How do you strike a balance between Bollywood and Marathi cinema?
I never dwelled in one particular genre. For me, variety is the essence. There is a constant hunger for doing something new with different people.
Is there contentment among Marathi actors and filmmakers?
No. There’s a great discontent. We want to improve the budgets and attract a larger audience. Marathi filmmakers face tough competition from Hindi films. This is why we try to make films that are content-based.
How has your journey been so far, both in Marathi and Hindi films?
It’s been wonderful. I am essentially a Marathi theatre actor. I have always changed mediums and languages in search of an audience which is the only selfish motive I know, as an actor. I have worked in five languages and have tried to maintain the quality of my work, if not quantity.
How is Marathi cinema different from Bollywood?

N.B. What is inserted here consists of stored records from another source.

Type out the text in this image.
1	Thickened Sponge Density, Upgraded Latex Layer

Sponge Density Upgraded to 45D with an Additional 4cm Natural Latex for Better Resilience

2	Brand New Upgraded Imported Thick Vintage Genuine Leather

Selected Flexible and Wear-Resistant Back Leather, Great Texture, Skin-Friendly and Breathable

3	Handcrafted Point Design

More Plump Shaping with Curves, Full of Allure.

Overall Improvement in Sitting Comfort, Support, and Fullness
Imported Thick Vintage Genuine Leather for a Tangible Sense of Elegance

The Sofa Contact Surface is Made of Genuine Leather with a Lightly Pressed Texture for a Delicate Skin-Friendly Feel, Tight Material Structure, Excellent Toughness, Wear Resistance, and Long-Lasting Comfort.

They are completely different. Over the years, we have seen a lot of changes in Marathi cinema. We used to make around 20-25 films earlier; now we make about 70 films. The subjects are completely different. If you see all the successful Marathi films made in the last five years, you will see that no two films are similar.
Does the Marathi film industry pay well?
We put in about one crore and try to recover it. On the other hand, the Hindi film industry is like a megalomaniac; it fetches up to R200 crore. Their films are made on a large scale and cater to the lowest common denominator. They are full of stupidity, comprising of item numbers, fights, drama sequences, followed by a few songs. It’s a star-driven industry that cannot change.